For John Morgan, a career in education was a natural fit. The director of educational technology grew up inspired by his mother, stepfather and grandfather, who also dedicated their lives to enriching students’ experiences. Today Morgan is impacting the minds of students and teachers through technology at Capistrano Unified School District in Southern California.

He graduated from the University of Delaware with a degree in chemical education, then taught chemistry in Edgewood, Md., before moving with his wife to Southern California to continue teaching. Morgan perfected the art of teaching science to students who hated it.  

But his natural ability to teach others was not the only thing that set Morgan apart as a technology leader. His approach to teaching a group of students is centered on individualized learning. The father of four said that he realized his children — ages 6, 9, 17 and 19 — all require different learning tools.

“When you get to a certain number of kids, you start to realize that none of them learn the same,” he said. “At the same time, there’s no reason one of them should not be successful. I think education technology allows you to differentiate for that.”

Morgan said he does not want to be the smartest person in the classroom — even as the teacher. The smartest people in the classroom should be the students. But they need technology tools to help expose them to knowledge outside of school and help them discover their genius. 

During his time in the classroom, Morgan constantly requested new technology from his principal. At the same time, the district’s Chief Technology Officer Jeremy Davis was looking for 25 teachers to pilot Chromebooks in classrooms. Morgan made the short list. 

“A chemistry class wasn’t my first choice,” Davis said. “But the principal said, ‘We know the chemistry department will ensure that they get used.’ John made an impression.”

About 20 months ago Davis appointed Morgan as the district’s director of educational technology. Teachers can look to Morgan’s efforts during his teaching career as proof that it doesn’t require a technology genius to make new tools a success in the classroom. 

When Morgan took on the technology leadership role, he helped to expand the district’s Chromebook program to 24,000 devices. He modified what was formerly a three-day training for teachers, retained the most important elements and developed a two-day training. Davis said the district and teachers benefit from having someone in this role who came straight out of the classroom. 

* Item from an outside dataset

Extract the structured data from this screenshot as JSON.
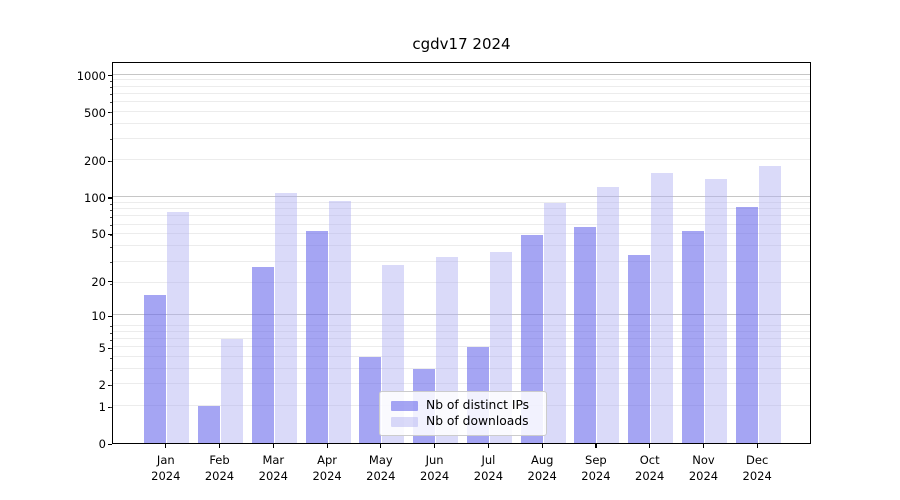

“He understands what the teachers need, and he understands if we are putting too much on them,” Davis said. “He’s very rational and looks at how we can make things better.”

For example, Morgan revamped the district’s Digital Literacy Teacher program. Before the overhaul, teachers would express interest in learning some type of technology. Then the education technologists would show teachers a host of different tools, hoping that some of them would stick. Teachers left the training exhausted, their minds spinning with all the tool choices for each lesson. 

Morgan couldn’t stand that, so he worked with two other staff members to get rid of most of the tech tools and simplified the program. Together, they developed a lesson study model in which teachers work collaboratively in cohorts at their schools. It begins with the principal at each school identifying a math teacher, science teacher, social science teacher and English teacher. During the first school semester, Morgan’s team conducts one technology lesson study with this group and then checks in with them throughout the semester.

During the second semester, those four teachers regroup and add three additional teachers from each subject area to the cohort. With more collaborators, the cohorts develop four to five lessons apiece and share with one another. Over a year and a half, most of the staff members at the district’s middle schools completed the program, totaling 20 schools where teams of teachers are confidently changing education for the better. 

“I couldn’t care less if we’re using the most innovative tools,” Morgan said. “It’s about the innovative teaching practice. If you try to show someone some technology, they’ll say, ‘You can do it because you’re the tech people.’ In order to get anything to stick, we can’t just be the best at technology — we have to be the best teachers.”

It’s this kind of outside-the-box thinking that caught the attention of Jeremy Shorr, director of technology innovation and early childhood education for the Teaching Institute for Excellence in STEM. After interacting on Twitter, Shorr and Morgan met in person at the Center for Digital Education’s 2015 Digital Education Leadership Conversation, where they facilitated a discussion.

Morgan has a way of making it easy for superintendents to learn about new ideas without feeling threatened or scared, Shorr said. And he also created a challenge for teachers so they could stay focused on instructional methods. For example, teachers could think of a tool such as Google Docs and come up with 100 methods to use that technology to support learning. After teachers narrow down that list of 100 possibilities, Morgan and his team support the teachers in implementation.

“What I love about John and his approach is that he and his district are really tightly focused on instructional experience first,” Shorr said. “That comes in a) not buying stuff until you figure out that there’s a hole and that a certain piece of technology could fill it; and b) taking the tools that teachers are already comfortable using.”

Davis, who in addition to being Morgan’s boss is also his friend, shared Shorr’s sentiment about using technology to support education. He said that he and Morgan do not implement technology for the sake of introducing another piece of equipment; instead technology is introduced to enhance teaching.

From Morgan’s point of view, “there’s no such thing as a technology lesson or a technology standard. It is 100 percent intertwined and integrated, which lets the teachers be awesome and lets the students learn amazing things.”